GIViC: Generative Implicit Video Compression
Journal:
arXiv
Published Date:
Mar 25, 2025
Abstract
While video compression based on implicit neural representations (INRs) has
recently demonstrated great potential, existing INR-based video codecs still
cannot achieve state-of-the-art (SOTA) performance compared to their
conventional or autoencoder-based counterparts given the same coding
configuration. In this context, we propose a Generative Implicit Video
Compression framework, GIViC, aiming at advancing the performance limits of
this type of coding methods.
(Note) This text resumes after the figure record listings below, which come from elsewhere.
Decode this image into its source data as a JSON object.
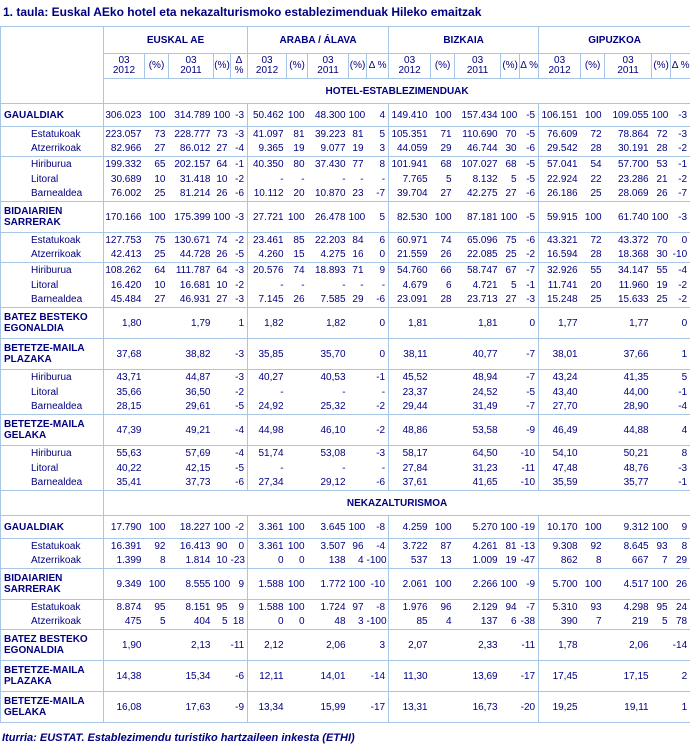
{
  "title": "1. taula: Euskal AEko hotel eta nekazalturismoko establezimenduak Hileko emaitzak",
  "footer": "Iturria: EUSTAT. Establezimendu turistiko hartzaileen inkesta (ETHI)",
  "colors": {
    "text_navy": "#000080",
    "border_blue": "#a8c6e6",
    "background": "#ffffff"
  },
  "table": {
    "groups": [
      "EUSKAL AE",
      "ARABA / ÁLAVA",
      "BIZKAIA",
      "GIPUZKOA"
    ],
    "subheaders": [
      "03\n2012",
      "(%)",
      "03\n2011",
      "(%)",
      "Δ %"
    ],
    "sections": [
      {
        "name": "HOTEL-ESTABLEZIMENDUAK",
        "rows": [
          {
            "label": "GAUALDIAK",
            "type": "head",
            "tall": false,
            "end": true,
            "cells": [
              "306.023",
              "100",
              "314.789",
              "100",
              "-3",
              "50.462",
              "100",
              "48.300",
              "100",
              "4",
              "149.410",
              "100",
              "157.434",
              "100",
              "-5",
              "106.151",
              "100",
              "109.055",
              "100",
              "-3"
            ]
          },
          {
            "label": "Estatukoak",
            "type": "sub",
            "end": false,
            "cells": [
              "223.057",
              "73",
              "228.777",
              "73",
              "-3",
              "41.097",
              "81",
              "39.223",
              "81",
              "5",
              "105.351",
              "71",
              "110.690",
              "70",
              "-5",
              "76.609",
              "72",
              "78.864",
              "72",
              "-3"
            ]
          },
          {
            "label": "Atzerrikoak",
            "type": "sub",
            "end": true,
            "cells": [
              "82.966",
              "27",
              "86.012",
              "27",
              "-4",
              "9.365",
              "19",
              "9.077",
              "19",
              "3",
              "44.059",
              "29",
              "46.744",
              "30",
              "-6",
              "29.542",
              "28",
              "30.191",
              "28",
              "-2"
            ]
          },
          {
            "label": "Hiriburua",
            "type": "sub",
            "end": false,
            "cells": [
              "199.332",
              "65",
              "202.157",
              "64",
              "-1",
              "40.350",
              "80",
              "37.430",
              "77",
              "8",
              "101.941",
              "68",
              "107.027",
              "68",
              "-5",
              "57.041",
              "54",
              "57.700",
              "53",
              "-1"
            ]
          },
          {
            "label": "Litoral",
            "type": "sub",
            "end": false,
            "cells": [
              "30.689",
              "10",
              "31.418",
              "10",
              "-2",
              "-",
              "-",
              "-",
              "-",
              "-",
              "7.765",
              "5",
              "8.132",
              "5",
              "-5",
              "22.924",
              "22",
              "23.286",
              "21",
              "-2"
            ]
          },
          {
            "label": "Barnealdea",
            "type": "sub",
            "end": true,
            "cells": [
              "76.002",
              "25",
              "81.214",
              "26",
              "-6",
              "10.112",
              "20",
              "10.870",
              "23",
              "-7",
              "39.704",
              "27",
              "42.275",
              "27",
              "-6",
              "26.186",
              "25",
              "28.069",
              "26",
              "-7"
            ]
          },
          {
            "label": "BIDAIARIEN SARRERAK",
            "type": "head",
            "tall": true,
            "end": true,
            "cells": [
              "170.166",
              "100",
              "175.399",
              "100",
              "-3",
              "27.721",
              "100",
              "26.478",
              "100",
              "5",
              "82.530",
              "100",
              "87.181",
              "100",
              "-5",
              "59.915",
              "100",
              "61.740",
              "100",
              "-3"
            ]
          },
          {
            "label": "Estatukoak",
            "type": "sub",
            "end": false,
            "cells": [
              "127.753",
              "75",
              "130.671",
              "74",
              "-2",
              "23.461",
              "85",
              "22.203",
              "84",
              "6",
              "60.971",
              "74",
              "65.096",
              "75",
              "-6",
              "43.321",
              "72",
              "43.372",
              "70",
              "0"
            ]
          },
          {
            "label": "Atzerrikoak",
            "type": "sub",
            "end": true,
            "cells": [
              "42.413",
              "25",
              "44.728",
              "26",
              "-5",
              "4.260",
              "15",
              "4.275",
              "16",
              "0",
              "21.559",
              "26",
              "22.085",
              "25",
              "-2",
              "16.594",
              "28",
              "18.368",
              "30",
              "-10"
            ]
          },
          {
            "label": "Hiriburua",
            "type": "sub",
            "end": false,
            "cells": [
              "108.262",
              "64",
              "111.787",
              "64",
              "-3",
              "20.576",
              "74",
              "18.893",
              "71",
              "9",
              "54.760",
              "66",
              "58.747",
              "67",
              "-7",
              "32.926",
              "55",
              "34.147",
              "55",
              "-4"
            ]
          },
          {
            "label": "Litoral",
            "type": "sub",
            "end": false,
            "cells": [
              "16.420",
              "10",
              "16.681",
              "10",
              "-2",
              "-",
              "-",
              "-",
              "-",
              "-",
              "4.679",
              "6",
              "4.721",
              "5",
              "-1",
              "11.741",
              "20",
              "11.960",
              "19",
              "-2"
            ]
          },
          {
            "label": "Barnealdea",
            "type": "sub",
            "end": true,
            "cells": [
              "45.484",
              "27",
              "46.931",
              "27",
              "-3",
              "7.145",
              "26",
              "7.585",
              "29",
              "-6",
              "23.091",
              "28",
              "23.713",
              "27",
              "-3",
              "15.248",
              "25",
              "15.633",
              "25",
              "-2"
            ]
          },
          {
            "label": "BATEZ BESTEKO EGONALDIA",
            "type": "head",
            "tall": true,
            "end": true,
            "cells": [
              "1,80",
              "",
              "1,79",
              "",
              "1",
              "1,82",
              "",
              "1,82",
              "",
              "0",
              "1,81",
              "",
              "1,81",
              "",
              "0",
              "1,77",
              "",
              "1,77",
              "",
              "0"
            ]
          },
          {
            "label": "BETETZE-MAILA PLAZAKA",
            "type": "head",
            "tall": true,
            "end": true,
            "cells": [
              "37,68",
              "",
              "38,82",
              "",
              "-3",
              "35,85",
              "",
              "35,70",
              "",
              "0",
              "38,11",
              "",
              "40,77",
              "",
              "-7",
              "38,01",
              "",
              "37,66",
              "",
              "1"
            ]
          },
          {
            "label": "Hiriburua",
            "type": "sub",
            "end": false,
            "cells": [
              "43,71",
              "",
              "44,87",
              "",
              "-3",
              "40,27",
              "",
              "40,53",
              "",
              "-1",
              "45,52",
              "",
              "48,94",
              "",
              "-7",
              "43,24",
              "",
              "41,35",
              "",
              "5"
            ]
          },
          {
            "label": "Litoral",
            "type": "sub",
            "end": false,
            "cells": [
              "35,66",
              "",
              "36,50",
              "",
              "-2",
              "-",
              "",
              "-",
              "",
              "-",
              "23,37",
              "",
              "24,52",
              "",
              "-5",
              "43,40",
              "",
              "44,00",
              "",
              "-1"
            ]
          },
          {
            "label": "Barnealdea",
            "type": "sub",
            "end": true,
            "cells": [
              "28,15",
              "",
              "29,61",
              "",
              "-5",
              "24,92",
              "",
              "25,32",
              "",
              "-2",
              "29,44",
              "",
              "31,49",
              "",
              "-7",
              "27,70",
              "",
              "28,90",
              "",
              "-4"
            ]
          },
          {
            "label": "BETETZE-MAILA GELAKA",
            "type": "head",
            "tall": true,
            "end": true,
            "cells": [
              "47,39",
              "",
              "49,21",
              "",
              "-4",
              "44,98",
              "",
              "46,10",
              "",
              "-2",
              "48,86",
              "",
              "53,58",
              "",
              "-9",
              "46,49",
              "",
              "44,88",
              "",
              "4"
            ]
          },
          {
            "label": "Hiriburua",
            "type": "sub",
            "end": false,
            "cells": [
              "55,63",
              "",
              "57,69",
              "",
              "-4",
              "51,74",
              "",
              "53,08",
              "",
              "-3",
              "58,17",
              "",
              "64,50",
              "",
              "-10",
              "54,10",
              "",
              "50,21",
              "",
              "8"
            ]
          },
          {
            "label": "Litoral",
            "type": "sub",
            "end": false,
            "cells": [
              "40,22",
              "",
              "42,15",
              "",
              "-5",
              "-",
              "",
              "-",
              "",
              "-",
              "27,84",
              "",
              "31,23",
              "",
              "-11",
              "47,48",
              "",
              "48,76",
              "",
              "-3"
            ]
          },
          {
            "label": "Barnealdea",
            "type": "sub",
            "end": true,
            "cells": [
              "35,41",
              "",
              "37,73",
              "",
              "-6",
              "27,34",
              "",
              "29,12",
              "",
              "-6",
              "37,61",
              "",
              "41,65",
              "",
              "-10",
              "35,59",
              "",
              "35,77",
              "",
              "-1"
            ]
          }
        ]
      },
      {
        "name": "NEKAZALTURISMOA",
        "rows": [
          {
            "label": "GAUALDIAK",
            "type": "head",
            "tall": false,
            "end": true,
            "cells": [
              "17.790",
              "100",
              "18.227",
              "100",
              "-2",
              "3.361",
              "100",
              "3.645",
              "100",
              "-8",
              "4.259",
              "100",
              "5.270",
              "100",
              "-19",
              "10.170",
              "100",
              "9.312",
              "100",
              "9"
            ]
          },
          {
            "label": "Estatukoak",
            "type": "sub",
            "end": false,
            "cells": [
              "16.391",
              "92",
              "16.413",
              "90",
              "0",
              "3.361",
              "100",
              "3.507",
              "96",
              "-4",
              "3.722",
              "87",
              "4.261",
              "81",
              "-13",
              "9.308",
              "92",
              "8.645",
              "93",
              "8"
            ]
          },
          {
            "label": "Atzerrikoak",
            "type": "sub",
            "end": true,
            "cells": [
              "1.399",
              "8",
              "1.814",
              "10",
              "-23",
              "0",
              "0",
              "138",
              "4",
              "-100",
              "537",
              "13",
              "1.009",
              "19",
              "-47",
              "862",
              "8",
              "667",
              "7",
              "29"
            ]
          },
          {
            "label": "BIDAIARIEN SARRERAK",
            "type": "head",
            "tall": true,
            "end": true,
            "cells": [
              "9.349",
              "100",
              "8.555",
              "100",
              "9",
              "1.588",
              "100",
              "1.772",
              "100",
              "-10",
              "2.061",
              "100",
              "2.266",
              "100",
              "-9",
              "5.700",
              "100",
              "4.517",
              "100",
              "26"
            ]
          },
          {
            "label": "Estatukoak",
            "type": "sub",
            "end": false,
            "cells": [
              "8.874",
              "95",
              "8.151",
              "95",
              "9",
              "1.588",
              "100",
              "1.724",
              "97",
              "-8",
              "1.976",
              "96",
              "2.129",
              "94",
              "-7",
              "5.310",
              "93",
              "4.298",
              "95",
              "24"
            ]
          },
          {
            "label": "Atzerrikoak",
            "type": "sub",
            "end": true,
            "cells": [
              "475",
              "5",
              "404",
              "5",
              "18",
              "0",
              "0",
              "48",
              "3",
              "-100",
              "85",
              "4",
              "137",
              "6",
              "-38",
              "390",
              "7",
              "219",
              "5",
              "78"
            ]
          },
          {
            "label": "BATEZ BESTEKO EGONALDIA",
            "type": "head",
            "tall": true,
            "end": true,
            "cells": [
              "1,90",
              "",
              "2,13",
              "",
              "-11",
              "2,12",
              "",
              "2,06",
              "",
              "3",
              "2,07",
              "",
              "2,33",
              "",
              "-11",
              "1,78",
              "",
              "2,06",
              "",
              "-14"
            ]
          },
          {
            "label": "BETETZE-MAILA PLAZAKA",
            "type": "head",
            "tall": true,
            "end": true,
            "cells": [
              "14,38",
              "",
              "15,34",
              "",
              "-6",
              "12,11",
              "",
              "14,01",
              "",
              "-14",
              "11,30",
              "",
              "13,69",
              "",
              "-17",
              "17,45",
              "",
              "17,15",
              "",
              "2"
            ]
          },
          {
            "label": "BETETZE-MAILA GELAKA",
            "type": "head",
            "tall": true,
            "end": true,
            "cells": [
              "16,08",
              "",
              "17,63",
              "",
              "-9",
              "13,34",
              "",
              "15,99",
              "",
              "-17",
              "13,31",
              "",
              "16,73",
              "",
              "-20",
              "19,25",
              "",
              "19,11",
              "",
              "1"
            ]
          }
        ]
      }
    ]
  }
}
GIViC is inspired by the characteristics that INRs
share with large language and diffusion models in exploiting long-term
dependencies. Through the newly designed implicit diffusion process, GIViC
performs diffusive sampling across coarse-to-fine spatiotemporal
decompositions, gradually progressing from coarser-grained full-sequence
diffusion to finer-grained per-token diffusion. A novel Hierarchical Gated
Linear Attention-based transformer (HGLA), is also integrated into the
framework, which dual-factorizes global dependency modeling along scale and
sequential axes. The proposed GIViC model has been benchmarked against SOTA
conventional and neural codecs using a Random Access (RA) configuration (YUV
4:2:0, GOPSize=32), and yields BD-rate savings of 15.94%, 22.46% and 8.52% over
VVC VTM, DCVC-FM and NVRC, respectively. As far as we are aware, GIViC is the
first INR-based video codec that outperforms VTM based on the RA coding
configuration. The source code will be made available.